İtalya'da modernleşmenin başladığı yıllarda 1904'te yazılmış bu romanda Mattia Pascal aracılıyla yaşamın anlamını, ölümü ve özgürlüğü sorguluyor. Öldü zannedildiği için çevresinin ve yaşamının dayatmalarından kurtulan Mattia Pascal, yeni kimliğinde başka dayatmalarla karşı karşıya gelir.
Mattia Pascal karekteri bizim Orhan Veli'nin "Kitabe-i seng-i mezar" şiirindeki evkafta memur Süleyman Efendi gibi bir karekterdir. Yani o şiirle şiirin sadece "Muhteşem Süleyman" için yazılmayacağını, sıradan insanların da şiire girmesini müjdelemektedir. İşte Pirandello'a sıradan bir insanı roman kahramanı yapıyordu. Bu modern döneme girişte sıradan bireyin hayatı da işlenebilecekti. Eh bunu Rusya'da Gogol "Palto" da yapmamış mıydı? Değişik coğrafyaların farklı tarihlerdeki modernleşmelerinin insan üzerindeki izlerini romanla , öykü ve şiirle sürmek ne güzel.
"Müteveffa Maria Pascal" romanında modern döneme adım atılırken eski feodalite ve kilise de eleştiriliyor. Bu arada bilimin yükseldiği o dönemlerde yaygınlaşan spritualizm, ruh çağırma modası ile de mizahi yolla dalga geçiliyor. Pirandello modernleşmeye mizahi ve hiciv yoluyla eleştiri getirirken bunu post modernler gibi değil, bizzat modernist olarak yapıyor. Bilimin , sanayinin ve aydınlanmanın izinden giden dünya sömürüsüz bir düzen kuramamıştı ve sıkışan birey, William Reich'in faşizm sürecindeki insanı anlattığı "küçük adam"dı. Modern dünya daha sonrasında iki dünya savaşı ve faşizm belasıyla yüzleşecekti. Tabii Pirandello 1900'lerin başında bunu öngörerek yazdı demiyorum. İlginçtir bundan sonra okuduğum kitap George Orwell'ın İkinci Paylaşım Savaşı öncesini anlattığı ve Hayvan Çiftliği" ve "1984" ü hazırlayan romanı "Boğulmamak İçin" okuyacaktım ve dolayısıyla böylesi bir bağlantı kuracaktım. Neyse sizde bir okuyun bakalım, kim bilir belki de ben kendi kendime gelin, güvey olmuşumdur.

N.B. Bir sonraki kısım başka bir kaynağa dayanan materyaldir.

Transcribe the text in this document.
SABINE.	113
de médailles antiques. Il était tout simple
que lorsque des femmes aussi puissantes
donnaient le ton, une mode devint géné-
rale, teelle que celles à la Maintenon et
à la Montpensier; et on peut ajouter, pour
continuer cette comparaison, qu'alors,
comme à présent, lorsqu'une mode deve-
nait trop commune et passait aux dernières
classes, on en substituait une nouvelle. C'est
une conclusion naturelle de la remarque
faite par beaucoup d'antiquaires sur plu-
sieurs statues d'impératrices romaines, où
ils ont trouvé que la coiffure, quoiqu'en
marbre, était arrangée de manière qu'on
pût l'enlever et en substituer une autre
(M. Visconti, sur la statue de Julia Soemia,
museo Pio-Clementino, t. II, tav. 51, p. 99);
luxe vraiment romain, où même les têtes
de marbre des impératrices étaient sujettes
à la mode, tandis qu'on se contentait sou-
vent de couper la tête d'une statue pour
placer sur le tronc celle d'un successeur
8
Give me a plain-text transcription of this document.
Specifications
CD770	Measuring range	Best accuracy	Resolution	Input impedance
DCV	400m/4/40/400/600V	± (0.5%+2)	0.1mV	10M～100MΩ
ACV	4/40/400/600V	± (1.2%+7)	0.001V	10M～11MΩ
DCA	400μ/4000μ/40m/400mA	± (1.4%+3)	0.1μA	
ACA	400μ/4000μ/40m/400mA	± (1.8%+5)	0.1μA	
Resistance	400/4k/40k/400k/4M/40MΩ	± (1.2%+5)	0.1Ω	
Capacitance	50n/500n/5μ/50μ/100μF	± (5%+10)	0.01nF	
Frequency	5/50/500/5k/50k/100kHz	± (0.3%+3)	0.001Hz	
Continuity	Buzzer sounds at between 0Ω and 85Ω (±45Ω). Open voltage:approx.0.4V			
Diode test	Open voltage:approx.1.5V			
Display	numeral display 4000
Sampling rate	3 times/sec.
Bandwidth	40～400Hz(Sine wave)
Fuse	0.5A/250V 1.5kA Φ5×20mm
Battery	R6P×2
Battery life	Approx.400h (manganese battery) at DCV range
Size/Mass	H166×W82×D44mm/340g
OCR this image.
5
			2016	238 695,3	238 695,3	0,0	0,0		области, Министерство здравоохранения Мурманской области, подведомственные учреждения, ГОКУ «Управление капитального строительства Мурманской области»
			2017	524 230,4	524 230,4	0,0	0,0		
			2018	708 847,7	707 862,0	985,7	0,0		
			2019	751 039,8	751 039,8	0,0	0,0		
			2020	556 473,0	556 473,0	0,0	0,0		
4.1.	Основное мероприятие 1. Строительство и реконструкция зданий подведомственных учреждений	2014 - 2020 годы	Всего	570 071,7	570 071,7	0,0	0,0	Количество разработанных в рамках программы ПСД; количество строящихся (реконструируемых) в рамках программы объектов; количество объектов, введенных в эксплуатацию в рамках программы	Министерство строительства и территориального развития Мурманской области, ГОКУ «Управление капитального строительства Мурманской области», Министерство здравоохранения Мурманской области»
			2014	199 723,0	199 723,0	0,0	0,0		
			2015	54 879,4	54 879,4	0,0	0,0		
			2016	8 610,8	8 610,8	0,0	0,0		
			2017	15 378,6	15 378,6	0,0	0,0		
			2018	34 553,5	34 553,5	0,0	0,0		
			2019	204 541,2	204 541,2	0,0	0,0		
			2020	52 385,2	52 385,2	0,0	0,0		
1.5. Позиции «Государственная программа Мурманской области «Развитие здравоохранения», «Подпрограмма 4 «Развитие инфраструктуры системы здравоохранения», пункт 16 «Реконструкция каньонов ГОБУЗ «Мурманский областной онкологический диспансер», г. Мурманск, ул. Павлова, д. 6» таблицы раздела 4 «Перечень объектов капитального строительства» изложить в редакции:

Bu kitabın bugün baskısı yok dedim ama galiba yanılmışım. Yazarı bir araştırayım derken Luigi Pirandello'nun bu romanının "Mattia Pascal Sahiden Yaşadı mı Yaşamadı mı?" adıyla Everest yayınlarından yeni baskısının çıktığını öğrendim. Okumak isteyenlerin sahaf sahaf gezmesine gerek yok.